As shown in Fig. 1, Nam is expected to proceed through NMN but not NR, NAR, NaMN or NAAD en route to forming NAD+. Though there was no elevation of hepatic NR or NAR with oral Nam, there was also little elevation of hepatic NMN—this metabolite never reached a mean value of 5 pmol mg−1 at any time after Nam administration (Fig. 5a). Surprisingly, as shown in Fig. 5i, 2–4 h after oral Nam, NAAD was elevated to nearly 200 from a baseline of <2 pmol mg−1. Elevated NAAD occurred during the broad peak of elevated hepatic NAD+ and NADP+ (Fig. 5b,c). These data suggest that the rise in NAAD is a biomarker of increased NAD+ synthesis and does not depend on the conventionally described precursors of NAAD, namely NA and tryptophan.

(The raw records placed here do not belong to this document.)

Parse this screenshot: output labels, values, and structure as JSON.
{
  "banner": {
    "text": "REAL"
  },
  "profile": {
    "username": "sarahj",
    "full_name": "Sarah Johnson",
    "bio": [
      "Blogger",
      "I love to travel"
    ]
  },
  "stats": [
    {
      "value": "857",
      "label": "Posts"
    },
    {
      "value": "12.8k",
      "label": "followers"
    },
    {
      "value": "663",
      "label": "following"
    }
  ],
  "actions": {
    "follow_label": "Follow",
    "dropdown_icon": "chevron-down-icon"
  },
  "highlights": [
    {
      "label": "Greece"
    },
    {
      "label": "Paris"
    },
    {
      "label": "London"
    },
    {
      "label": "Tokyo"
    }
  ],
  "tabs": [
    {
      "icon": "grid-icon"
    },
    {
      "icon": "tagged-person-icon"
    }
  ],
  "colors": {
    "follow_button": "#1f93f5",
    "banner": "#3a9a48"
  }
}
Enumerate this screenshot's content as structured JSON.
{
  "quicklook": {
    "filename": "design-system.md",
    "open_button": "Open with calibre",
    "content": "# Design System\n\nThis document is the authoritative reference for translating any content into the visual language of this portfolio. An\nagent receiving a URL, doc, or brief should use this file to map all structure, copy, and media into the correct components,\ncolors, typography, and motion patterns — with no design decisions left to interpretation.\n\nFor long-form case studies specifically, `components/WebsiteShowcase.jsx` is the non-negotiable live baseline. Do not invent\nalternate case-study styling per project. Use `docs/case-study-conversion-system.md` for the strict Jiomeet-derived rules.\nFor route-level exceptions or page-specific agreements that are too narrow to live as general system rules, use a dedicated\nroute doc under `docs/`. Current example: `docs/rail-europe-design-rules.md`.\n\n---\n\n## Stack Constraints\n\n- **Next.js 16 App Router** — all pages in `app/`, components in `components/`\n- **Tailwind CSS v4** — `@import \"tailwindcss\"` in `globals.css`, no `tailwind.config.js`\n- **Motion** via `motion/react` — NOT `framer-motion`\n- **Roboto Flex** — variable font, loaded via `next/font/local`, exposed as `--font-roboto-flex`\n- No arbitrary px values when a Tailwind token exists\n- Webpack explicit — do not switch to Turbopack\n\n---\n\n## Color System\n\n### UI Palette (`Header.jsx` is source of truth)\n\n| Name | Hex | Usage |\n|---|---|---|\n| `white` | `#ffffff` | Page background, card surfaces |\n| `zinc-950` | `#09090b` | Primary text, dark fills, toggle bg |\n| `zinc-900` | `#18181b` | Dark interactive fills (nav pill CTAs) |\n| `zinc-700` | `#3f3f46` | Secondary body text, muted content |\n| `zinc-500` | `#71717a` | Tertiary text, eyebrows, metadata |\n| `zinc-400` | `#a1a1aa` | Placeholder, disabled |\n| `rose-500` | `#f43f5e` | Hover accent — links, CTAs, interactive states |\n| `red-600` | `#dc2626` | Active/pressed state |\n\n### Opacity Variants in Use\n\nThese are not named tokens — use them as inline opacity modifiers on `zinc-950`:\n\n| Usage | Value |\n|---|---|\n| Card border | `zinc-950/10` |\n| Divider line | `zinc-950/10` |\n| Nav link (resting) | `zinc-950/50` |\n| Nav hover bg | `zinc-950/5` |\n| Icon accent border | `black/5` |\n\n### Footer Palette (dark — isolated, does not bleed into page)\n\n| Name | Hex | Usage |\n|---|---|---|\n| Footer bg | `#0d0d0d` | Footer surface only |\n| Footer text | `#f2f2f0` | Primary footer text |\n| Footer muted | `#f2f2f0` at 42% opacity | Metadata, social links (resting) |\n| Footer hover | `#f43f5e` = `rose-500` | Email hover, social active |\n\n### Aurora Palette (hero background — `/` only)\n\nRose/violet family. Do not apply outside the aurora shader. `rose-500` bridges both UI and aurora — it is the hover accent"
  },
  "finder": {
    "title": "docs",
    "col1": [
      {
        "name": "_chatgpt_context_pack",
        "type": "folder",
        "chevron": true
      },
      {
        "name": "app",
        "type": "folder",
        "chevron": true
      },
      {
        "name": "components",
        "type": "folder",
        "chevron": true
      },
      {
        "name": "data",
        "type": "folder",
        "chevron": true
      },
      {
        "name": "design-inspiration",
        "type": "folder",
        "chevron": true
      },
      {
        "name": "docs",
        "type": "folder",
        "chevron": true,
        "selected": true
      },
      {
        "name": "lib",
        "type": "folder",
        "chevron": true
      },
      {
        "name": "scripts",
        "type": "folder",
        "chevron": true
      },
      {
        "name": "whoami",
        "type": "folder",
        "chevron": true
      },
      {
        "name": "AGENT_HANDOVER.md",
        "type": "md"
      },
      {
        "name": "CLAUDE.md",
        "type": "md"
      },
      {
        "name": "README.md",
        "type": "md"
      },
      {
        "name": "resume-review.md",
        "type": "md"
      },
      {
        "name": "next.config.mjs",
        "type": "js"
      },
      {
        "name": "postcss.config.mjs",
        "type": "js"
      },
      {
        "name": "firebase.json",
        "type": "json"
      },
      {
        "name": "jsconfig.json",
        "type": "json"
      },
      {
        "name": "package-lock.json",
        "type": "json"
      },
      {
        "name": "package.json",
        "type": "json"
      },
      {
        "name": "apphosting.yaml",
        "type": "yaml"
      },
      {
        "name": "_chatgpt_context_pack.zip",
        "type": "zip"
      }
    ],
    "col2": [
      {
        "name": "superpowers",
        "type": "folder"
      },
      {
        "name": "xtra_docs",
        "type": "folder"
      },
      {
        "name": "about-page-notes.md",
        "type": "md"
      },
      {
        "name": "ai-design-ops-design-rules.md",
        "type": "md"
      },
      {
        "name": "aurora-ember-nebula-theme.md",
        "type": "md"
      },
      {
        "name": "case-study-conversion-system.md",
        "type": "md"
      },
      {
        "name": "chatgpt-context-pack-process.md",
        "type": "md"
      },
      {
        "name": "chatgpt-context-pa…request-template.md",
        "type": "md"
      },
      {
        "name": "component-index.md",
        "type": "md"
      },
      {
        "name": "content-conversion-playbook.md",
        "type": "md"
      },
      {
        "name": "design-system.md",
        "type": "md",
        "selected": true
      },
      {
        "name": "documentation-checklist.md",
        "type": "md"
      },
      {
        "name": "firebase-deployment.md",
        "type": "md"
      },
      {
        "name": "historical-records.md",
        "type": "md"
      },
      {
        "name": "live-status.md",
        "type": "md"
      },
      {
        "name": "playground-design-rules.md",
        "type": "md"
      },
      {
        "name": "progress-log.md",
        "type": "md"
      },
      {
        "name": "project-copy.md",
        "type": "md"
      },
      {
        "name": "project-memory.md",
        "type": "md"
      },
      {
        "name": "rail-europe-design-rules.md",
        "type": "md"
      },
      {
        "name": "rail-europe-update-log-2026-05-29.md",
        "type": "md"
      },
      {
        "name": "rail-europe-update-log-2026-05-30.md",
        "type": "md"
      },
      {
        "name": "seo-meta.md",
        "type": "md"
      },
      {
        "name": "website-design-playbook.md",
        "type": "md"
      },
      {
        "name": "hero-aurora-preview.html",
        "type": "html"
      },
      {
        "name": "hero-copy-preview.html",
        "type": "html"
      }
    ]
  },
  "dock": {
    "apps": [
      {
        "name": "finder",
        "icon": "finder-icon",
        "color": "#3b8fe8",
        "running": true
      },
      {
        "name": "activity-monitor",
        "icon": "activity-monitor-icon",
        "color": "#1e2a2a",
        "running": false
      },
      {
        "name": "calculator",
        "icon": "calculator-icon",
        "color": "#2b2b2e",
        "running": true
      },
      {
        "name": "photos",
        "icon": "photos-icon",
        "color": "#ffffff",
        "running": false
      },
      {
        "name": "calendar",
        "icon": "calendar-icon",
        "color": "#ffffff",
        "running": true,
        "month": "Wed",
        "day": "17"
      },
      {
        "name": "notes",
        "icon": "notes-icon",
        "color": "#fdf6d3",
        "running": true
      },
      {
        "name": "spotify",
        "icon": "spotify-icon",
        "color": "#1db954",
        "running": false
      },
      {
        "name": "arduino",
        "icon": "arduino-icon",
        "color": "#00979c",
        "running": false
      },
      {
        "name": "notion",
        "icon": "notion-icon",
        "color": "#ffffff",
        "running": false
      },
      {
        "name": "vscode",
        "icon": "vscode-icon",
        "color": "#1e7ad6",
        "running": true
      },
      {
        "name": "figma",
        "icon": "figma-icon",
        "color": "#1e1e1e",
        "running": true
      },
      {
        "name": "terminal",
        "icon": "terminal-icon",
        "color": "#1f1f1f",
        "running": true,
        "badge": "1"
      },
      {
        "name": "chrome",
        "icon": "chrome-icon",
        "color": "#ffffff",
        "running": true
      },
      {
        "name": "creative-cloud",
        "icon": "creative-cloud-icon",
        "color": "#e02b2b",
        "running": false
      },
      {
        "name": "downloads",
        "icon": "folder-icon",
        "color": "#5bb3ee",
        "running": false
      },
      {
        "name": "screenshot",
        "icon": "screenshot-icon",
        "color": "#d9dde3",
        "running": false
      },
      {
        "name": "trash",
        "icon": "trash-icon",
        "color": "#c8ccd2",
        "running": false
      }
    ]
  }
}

As shown in Fig. 5b, NR elevated hepatic NAD+ by more than fourfold with a peak at 6 h post gavage. NR also produced the greatest elevation of NMN (Fig. 5a), NADP+ (Fig. 5c), Nam (Fig. 5d), NAMN (Fig. 5h), NAAD (Fig. 5i) and ADPR (Fig. 5j) in terms of peak height and AUC. Importantly, although gavage of Nam produces a peak of Nam in the liver at 15 min, the peak of Nam from NR gavage corresponds to the peak of NAD+, NMN, NADP+ and ADPR. These data establish that oral NR has clearly different hepatic pharmacokinetics than oral Nam. More NAD+ and NADP+ were produced from NR than from Nam. In addition, there was three times as much accumulation of ADPR, indicating that NR drives greater NAD+-consuming activities in liver than mole equivalent doses of Nam and NA. Though it has been speculated that NR would be a more potent NAD+ and sirtuin-boosting vitamin than conventional niacins45, these are the first in vivo data in support of this hypothesis.
As was seen in the n=1 human blood experiment, at time points in which the abundant NAD+ metabolites, NAD+ and NADP+, were elevated by NR by ∼twofold or more, NAAD rose from undetectable levels to ∼10% of the level of NAD+, thereby becoming a highly sensitive biomarker of increased NAD+ metabolism. Though compounds such as MeNam, Me2PY and Me4PY are also correlated with increased NAD+ synthesis, they are waste products that can be produced without NAD+ synthesis, whereas NAAD is functional NAD+ precursor.
To test whether NAAD is also elevated in other tissues and through other routes of administration, we euthanized mice after 6 days of NR or saline by IP administration and analysed hepatic and cardiac NAD+ metabolomes. As shown in Fig. 6, steady-state levels of hepatic NAD+ and NADP+ are much more responsive to NR than are steady state levels of cardiac NAD+ and NADP+. However, cardiac NAD+ metabolism was clearly elevated on the basis of statistically significant elevation of NMN, Nam, MeNam and Me4PY. Among these metabolites, only NMN, which was elevated in the heart by approximately twofold, could be considered diagnostic for increased NAD+ formation. In addition, NAMN and NAAD were increased by about ∼100-fold in heart and liver with NAAD rising to ∼10% of the concentration of heart and liver NAD+ in supplemented animals. These data validate NAAD as a metabolite that sensitively and reliably marks increased NAD+ metabolism even in tissues in which steady-state levels of NAD+ are little changed.